Certains chefs d’entreprises achètent des crédits carbone en pensant compenser la pollution générée par l’activité de leur société. Et ainsi s’éviter une réflexion plus poussée sur la décarbonation de leur société ? Tout faux ! Dans son guide dédié à la compensation volontaire, paru en 2022, l’Ademe spécifie que « la compensation carbone ne constitue pas un ‘droit à polluer’, elle n’annule pas l’impact des actions ». Et que « la priorité doit toujours être mise sur l’évaluation, puis la réduction des émissions de gaz à effet de serre ».
Priorité à la réduction des émissions
De fait, « toute démarche de compensation carbone doit s’inscrire dans une logique de trois étapes successives ». D’abord « l’évaluation des émissions de gaz à effet de serre« . Puis, « la mise en place d’actions pour éviter et réduire ses émissions ». Et enfin, « la compensation de celles qui ne peuvent être réduites (émissions résiduelles) », précise encore l’Ademe. L’achat de crédits carbone ne doit donc constituer que « la dernière action de cette stratégie globale, avec une maximisation des efforts portés sur la réduction des émissions », note Benjamin Dekester, directeur associé du cabinet Ekodev.
Or très peu d’entreprises présentent une stratégie suffisamment avancée pour penser à acheter des crédits carbone. « Cela ne concerne que 10% de nos clients, c’est marginal« , observe l’expert.
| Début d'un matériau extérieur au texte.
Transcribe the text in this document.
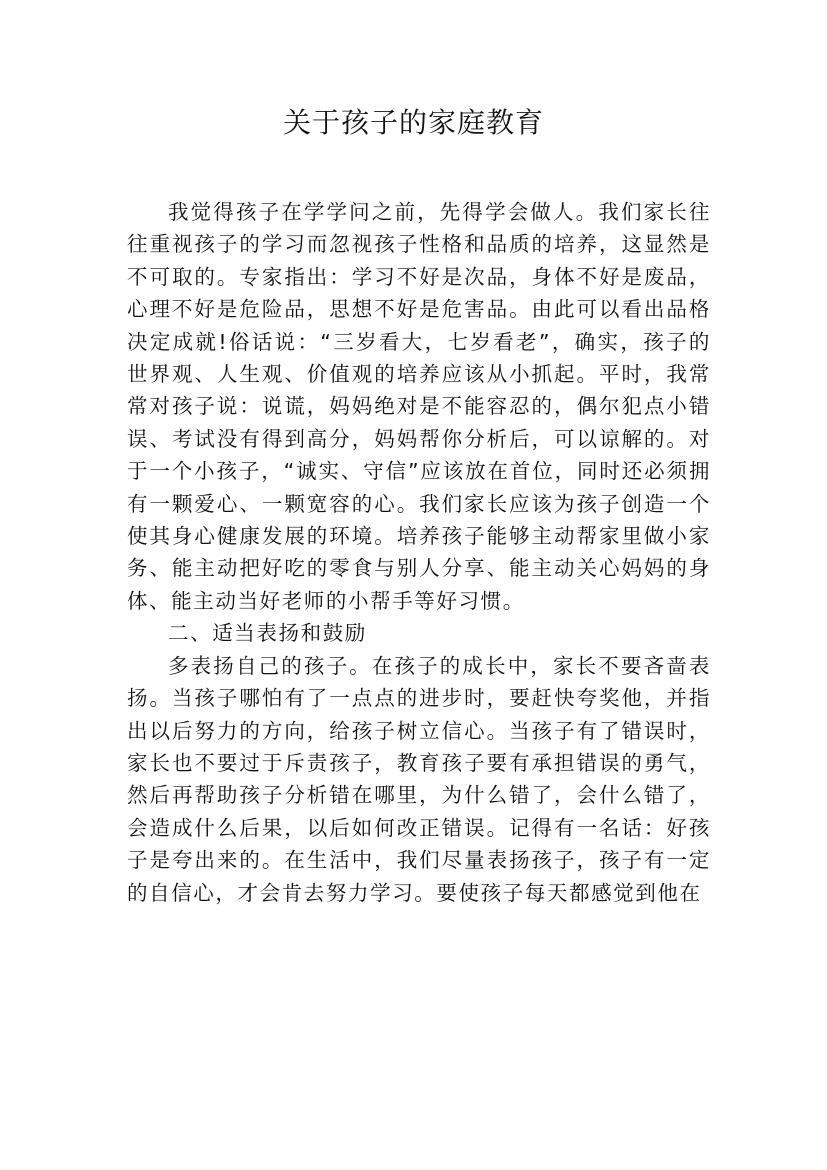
关于孩子的家庭教育

我觉得孩子在学学问之前，先得学会做人。我们家长往往重视孩子的学习而忽视孩子性格和品质的培养，这显然是不可取的。专家指出：学习不好是次品，身体不好是废品，心理不好是危险品，思想不好是危害品。由此可以看出品格决定成就!俗话说：“三岁看大，七岁看老”，确实，孩子的世界观、人生观、价值观的培养应该从小抓起。平时，我常常对孩子说：说谎，妈妈绝对是不能容忍的，偶尔犯点小错误、考试没有得到高分，妈妈帮你分析后，可以谅解的。对于一个小孩子，“诚实、守信”应该放在首位，同时还必须拥有一颗爱心、一颗宽容的心。我们家长应该为孩子创造一个使其身心健康发展的环境。培养孩子能够主动帮家里做小家务、能主动把好吃的零食与别人分享、能主动关心妈妈的身体、能主动当好老师的小帮手等好习惯。

二、适当表扬和鼓励

多表扬自己的孩子。在孩子的成长中，家长不要吝啬表扬。当孩子哪怕有了一点点的进步时，要赶快夸奖他，并指出以后努力的方向，给孩子树立信心。当孩子有了错误时，家长也不要过于斥责孩子，教育孩子要有承担错误的勇气，然后再帮助孩子分析错在哪里，为什么错了，会什么错了，会造成什么后果，以后如何改正错误。记得有一名话：好孩子是夸出来的。在生活中，我们尽量表扬孩子，孩子有一定的自信心，才会肯去努力学习。要使孩子每天都感觉到他在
Qui rappelle que moins d’un quart des entreprises ont réalisé un bilan carbone, soit la première étape du processus…
Des contraintes de disponibilité
Et heureusement ! Car si les entreprises devaient aujourd’hui acheter massivement des crédits carbone, elles seraient bien en peine. « La stratégie nationale bas carbone précise que la compensation doit se réaliser sur le territoire national. Si les entreprises ne décarbonent pas suffisamment leurs activités et préfèrent investir dans les mécanismes de compensation, la France ne disposera pas de puits de carbone en quantité suffisante« , alerte Benjamin Dekester.
Les entreprises doivent être conscientes de ce manque de ressources vertes pour ne pas placer trop d’espoirs dans les crédits carbone. D’autant que « leur coût a fortement augmenté, en raison d’un déséquilibre entre l’offre et la demande », précise Benjamin Dekester. De plus, « dans de nombreux mécanismes, la séquestration ou la diminution des émissions carbone n’est pas immédiate« . En effet, « si les crédits carbone servent à la reforestation, il faut compter plusieurs années avant que les arbres financés puissent absorber la quantité de carbone annoncée. »
Des doutes sur leur légitimité
Ce dernier argument est mis en avant par les détracteurs des crédits carbone pour remettre en cause leur efficacité. Critique renforcée par plusieurs études menées ces dernières années. La dernière en date, publiée fin août dans la revue Science, a montré que les projets de réduction des émissions dues à la déforestation et à la dégradation des forêts dans les pays en développement (les projets REED+) « ne sont pas adaptés pour générer des crédits carbone ». En début d’année, une enquête du Guardian avait abouti à un avis catégorique. « Plus de 90% des droits à émettre du CO2 basés sur des projets de protection des forêts ont tout l’air de crédits fantômes qui ne représentent pas de réelles réductions d’émissions« , assénait le journal britannique.
De quoi remettre en question le principe même de compensation via des crédits carbone ? « Une partie du public a compris ce qu’est le greenwashing et le principe de compensation apparaît de plus en plus suspect », souligne l’économiste de l’environnement au Cirad Alain Karsenty dans un article rédigé pour The Conversation. « Il est possible que la logique de compensation cède progressivement le pas à une logique de contribution à l’effort collectif pour lutter contre les changements climatiques. » Une bonne nouvelle.